Title : Adaptive multimodal artificial intelligence for early Alzheimer’s disease risk assessment and progression forecasting using plasma biomarkers, neuroimaging, and clinical data
Abstract:
Accurate risk stratification in Alzheimer's disease is complicated by a fundamental issue: the most informative biological signals span blood, brain imaging, and clinical history — data types that are rarely interpreted together in routine practice.
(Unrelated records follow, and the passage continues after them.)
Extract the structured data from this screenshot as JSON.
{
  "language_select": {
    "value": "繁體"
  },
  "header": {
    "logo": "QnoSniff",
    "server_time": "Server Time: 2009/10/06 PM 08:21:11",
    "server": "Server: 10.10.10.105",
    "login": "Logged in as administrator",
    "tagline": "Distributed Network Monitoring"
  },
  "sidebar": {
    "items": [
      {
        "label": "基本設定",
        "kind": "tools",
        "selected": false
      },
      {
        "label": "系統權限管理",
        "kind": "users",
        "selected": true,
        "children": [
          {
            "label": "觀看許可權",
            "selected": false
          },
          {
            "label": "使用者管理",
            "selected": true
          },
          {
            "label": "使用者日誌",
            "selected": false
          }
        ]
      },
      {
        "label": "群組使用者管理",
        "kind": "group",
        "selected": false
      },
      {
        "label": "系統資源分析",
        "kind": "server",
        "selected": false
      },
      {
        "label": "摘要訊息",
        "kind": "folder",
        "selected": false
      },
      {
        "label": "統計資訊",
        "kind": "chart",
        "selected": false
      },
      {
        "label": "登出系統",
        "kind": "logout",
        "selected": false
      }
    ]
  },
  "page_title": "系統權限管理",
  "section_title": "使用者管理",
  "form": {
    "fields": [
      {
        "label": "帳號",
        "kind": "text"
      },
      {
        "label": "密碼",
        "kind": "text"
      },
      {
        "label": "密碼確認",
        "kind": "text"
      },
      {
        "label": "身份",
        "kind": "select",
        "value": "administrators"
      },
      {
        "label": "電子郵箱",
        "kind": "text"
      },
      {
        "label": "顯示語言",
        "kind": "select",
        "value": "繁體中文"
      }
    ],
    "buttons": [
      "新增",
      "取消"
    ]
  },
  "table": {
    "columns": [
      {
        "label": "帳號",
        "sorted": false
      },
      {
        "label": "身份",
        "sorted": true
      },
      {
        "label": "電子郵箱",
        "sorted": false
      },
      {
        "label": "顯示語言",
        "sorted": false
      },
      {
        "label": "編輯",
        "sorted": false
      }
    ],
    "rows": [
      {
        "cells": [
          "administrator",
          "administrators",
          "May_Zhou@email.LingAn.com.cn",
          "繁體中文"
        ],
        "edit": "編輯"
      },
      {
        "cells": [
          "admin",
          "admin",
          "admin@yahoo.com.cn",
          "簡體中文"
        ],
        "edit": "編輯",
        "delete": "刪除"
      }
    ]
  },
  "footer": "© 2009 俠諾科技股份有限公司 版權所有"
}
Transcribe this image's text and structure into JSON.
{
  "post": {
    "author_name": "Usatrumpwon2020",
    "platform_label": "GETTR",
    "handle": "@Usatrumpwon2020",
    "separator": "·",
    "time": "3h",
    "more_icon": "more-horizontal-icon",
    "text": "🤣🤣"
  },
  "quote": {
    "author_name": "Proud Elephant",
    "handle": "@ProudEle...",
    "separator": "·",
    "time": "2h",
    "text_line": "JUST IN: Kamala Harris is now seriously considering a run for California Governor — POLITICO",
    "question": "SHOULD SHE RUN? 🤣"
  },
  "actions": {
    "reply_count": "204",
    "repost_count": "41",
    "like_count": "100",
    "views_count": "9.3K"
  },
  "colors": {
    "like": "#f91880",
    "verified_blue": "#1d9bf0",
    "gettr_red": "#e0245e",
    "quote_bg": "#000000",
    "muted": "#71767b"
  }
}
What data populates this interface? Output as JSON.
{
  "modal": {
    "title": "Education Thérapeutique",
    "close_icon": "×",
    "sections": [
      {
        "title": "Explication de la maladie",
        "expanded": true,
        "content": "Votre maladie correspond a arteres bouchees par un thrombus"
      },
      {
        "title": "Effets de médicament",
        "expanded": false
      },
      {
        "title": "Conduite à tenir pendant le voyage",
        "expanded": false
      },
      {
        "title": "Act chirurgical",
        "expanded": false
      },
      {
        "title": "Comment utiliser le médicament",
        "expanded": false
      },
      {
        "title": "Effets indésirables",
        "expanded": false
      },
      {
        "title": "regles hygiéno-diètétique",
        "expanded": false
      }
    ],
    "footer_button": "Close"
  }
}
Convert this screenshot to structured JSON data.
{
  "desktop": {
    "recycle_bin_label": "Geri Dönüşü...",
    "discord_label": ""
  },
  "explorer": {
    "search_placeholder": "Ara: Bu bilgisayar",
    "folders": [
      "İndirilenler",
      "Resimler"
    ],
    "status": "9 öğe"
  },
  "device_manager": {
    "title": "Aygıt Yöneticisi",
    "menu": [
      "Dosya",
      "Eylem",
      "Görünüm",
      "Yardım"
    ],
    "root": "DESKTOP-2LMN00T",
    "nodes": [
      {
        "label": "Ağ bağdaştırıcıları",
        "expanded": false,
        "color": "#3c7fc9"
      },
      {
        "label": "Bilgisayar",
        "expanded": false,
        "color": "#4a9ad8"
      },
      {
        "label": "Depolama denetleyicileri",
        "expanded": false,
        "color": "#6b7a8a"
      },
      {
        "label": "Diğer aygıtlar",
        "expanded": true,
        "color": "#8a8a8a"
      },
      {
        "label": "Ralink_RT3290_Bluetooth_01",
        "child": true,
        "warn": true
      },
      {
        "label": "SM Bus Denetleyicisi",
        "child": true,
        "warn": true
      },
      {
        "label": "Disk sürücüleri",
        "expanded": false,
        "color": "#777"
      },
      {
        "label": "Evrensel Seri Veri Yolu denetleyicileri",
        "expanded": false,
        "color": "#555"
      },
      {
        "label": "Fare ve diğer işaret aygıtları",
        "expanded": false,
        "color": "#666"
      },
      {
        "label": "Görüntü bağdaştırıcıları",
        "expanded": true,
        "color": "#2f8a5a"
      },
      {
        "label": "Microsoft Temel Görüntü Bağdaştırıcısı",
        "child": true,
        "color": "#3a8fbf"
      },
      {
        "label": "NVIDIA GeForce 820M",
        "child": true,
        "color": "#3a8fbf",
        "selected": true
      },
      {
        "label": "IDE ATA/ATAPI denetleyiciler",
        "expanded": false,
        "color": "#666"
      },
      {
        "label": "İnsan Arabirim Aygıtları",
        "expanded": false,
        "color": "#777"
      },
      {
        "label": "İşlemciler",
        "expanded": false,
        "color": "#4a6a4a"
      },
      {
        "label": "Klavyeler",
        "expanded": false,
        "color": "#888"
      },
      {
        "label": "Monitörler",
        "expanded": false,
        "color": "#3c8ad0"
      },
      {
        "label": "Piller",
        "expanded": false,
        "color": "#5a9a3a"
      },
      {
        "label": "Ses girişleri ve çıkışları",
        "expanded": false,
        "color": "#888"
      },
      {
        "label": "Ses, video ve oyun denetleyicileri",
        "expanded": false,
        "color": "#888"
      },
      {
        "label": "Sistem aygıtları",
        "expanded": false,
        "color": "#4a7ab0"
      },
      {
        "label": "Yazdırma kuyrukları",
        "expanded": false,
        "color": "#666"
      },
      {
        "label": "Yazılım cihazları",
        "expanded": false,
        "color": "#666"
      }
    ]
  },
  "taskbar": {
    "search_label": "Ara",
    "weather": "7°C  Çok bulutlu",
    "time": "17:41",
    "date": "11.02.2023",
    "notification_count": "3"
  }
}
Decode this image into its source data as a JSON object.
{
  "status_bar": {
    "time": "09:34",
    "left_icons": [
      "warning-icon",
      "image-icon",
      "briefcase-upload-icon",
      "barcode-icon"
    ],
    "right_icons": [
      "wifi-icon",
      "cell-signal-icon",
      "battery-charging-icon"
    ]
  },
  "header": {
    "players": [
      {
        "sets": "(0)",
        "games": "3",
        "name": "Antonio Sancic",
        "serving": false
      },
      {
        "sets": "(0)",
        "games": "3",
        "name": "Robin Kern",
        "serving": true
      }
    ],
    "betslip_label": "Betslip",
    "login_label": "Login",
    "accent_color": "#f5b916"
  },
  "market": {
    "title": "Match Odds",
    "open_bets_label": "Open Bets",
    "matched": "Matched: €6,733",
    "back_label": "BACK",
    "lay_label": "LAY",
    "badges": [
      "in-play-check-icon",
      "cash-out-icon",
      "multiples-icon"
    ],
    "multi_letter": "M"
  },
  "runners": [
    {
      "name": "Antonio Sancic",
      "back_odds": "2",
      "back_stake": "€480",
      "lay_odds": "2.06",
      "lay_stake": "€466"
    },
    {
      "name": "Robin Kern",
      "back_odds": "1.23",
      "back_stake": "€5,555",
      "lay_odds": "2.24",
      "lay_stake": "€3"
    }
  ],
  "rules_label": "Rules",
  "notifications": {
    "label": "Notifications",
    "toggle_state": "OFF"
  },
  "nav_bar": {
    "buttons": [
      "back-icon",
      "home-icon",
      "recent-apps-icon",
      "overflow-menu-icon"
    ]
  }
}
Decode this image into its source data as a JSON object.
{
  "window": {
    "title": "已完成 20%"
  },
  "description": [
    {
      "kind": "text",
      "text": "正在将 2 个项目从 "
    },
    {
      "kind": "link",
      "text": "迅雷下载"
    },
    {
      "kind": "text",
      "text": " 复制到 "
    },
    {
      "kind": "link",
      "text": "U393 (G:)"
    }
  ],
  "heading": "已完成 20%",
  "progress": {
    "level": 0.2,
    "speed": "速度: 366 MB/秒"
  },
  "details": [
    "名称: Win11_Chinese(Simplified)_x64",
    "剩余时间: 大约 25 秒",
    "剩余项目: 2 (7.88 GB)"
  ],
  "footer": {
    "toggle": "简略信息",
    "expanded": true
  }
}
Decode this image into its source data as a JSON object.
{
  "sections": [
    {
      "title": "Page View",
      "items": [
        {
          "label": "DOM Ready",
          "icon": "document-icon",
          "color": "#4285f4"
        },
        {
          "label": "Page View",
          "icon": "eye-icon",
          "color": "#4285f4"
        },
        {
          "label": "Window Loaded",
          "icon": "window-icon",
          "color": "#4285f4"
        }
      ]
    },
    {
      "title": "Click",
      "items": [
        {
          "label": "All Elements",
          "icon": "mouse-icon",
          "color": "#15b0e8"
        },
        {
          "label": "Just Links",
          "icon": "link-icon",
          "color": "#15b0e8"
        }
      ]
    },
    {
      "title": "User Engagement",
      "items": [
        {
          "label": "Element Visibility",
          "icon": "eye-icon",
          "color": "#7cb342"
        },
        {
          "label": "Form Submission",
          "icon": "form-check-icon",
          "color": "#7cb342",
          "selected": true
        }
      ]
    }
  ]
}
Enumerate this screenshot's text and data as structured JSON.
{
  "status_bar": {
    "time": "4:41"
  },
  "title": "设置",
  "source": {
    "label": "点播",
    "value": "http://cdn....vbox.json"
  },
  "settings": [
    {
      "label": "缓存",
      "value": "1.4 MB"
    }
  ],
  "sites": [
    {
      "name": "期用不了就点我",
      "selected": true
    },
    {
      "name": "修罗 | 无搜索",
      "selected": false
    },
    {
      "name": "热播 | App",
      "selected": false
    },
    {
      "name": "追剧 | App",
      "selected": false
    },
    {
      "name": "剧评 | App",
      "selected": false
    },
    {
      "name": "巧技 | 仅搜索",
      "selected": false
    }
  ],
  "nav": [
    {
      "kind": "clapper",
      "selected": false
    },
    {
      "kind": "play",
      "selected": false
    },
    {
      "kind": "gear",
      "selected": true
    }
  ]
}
I present an adaptive multimodal AI platform, developed as a computational framework for Alzheimer's disease risk modeling, that integrates plasma biomarkers including the amyloid-beta 42/40 ratio, phosphorylated tau-217, neurofilament light chain, GFAP, soluble TREM2, and YKL-40; structural MRI features such as hippocampal volume, cortical thickness, ventricular size, and regional patterns of atrophy; FDG-PET measures of cerebral glucose metabolism where available; and routine clinical variables including age, sex, and cognitive assessment scores into a unified framework for risk prediction, disease trajectory modeling, and clinical decision support. Predictions are generated using a confidence-weighted ensemble of logistic regression, random forests, gradient boosting, support vector machines, and neural networks, with weights adjusting dynamically by disease stage and robustness maintained across heterogeneous, longitudinal, and partially missing data — conditions that characterize real clinical cohorts. Each output includes a normalized 0–100 risk score with an associated confidence estimate, feature-level attribution identifying which biomarkers or imaging measures most influenced the prediction, longitudinal projections of evolving risk, and plain-language reports generated separately for clinicians and patients. Validation on publicly available longitudinal cohorts will assess predictive performance, calibration, temporal stability, and bias across diverse patient populations.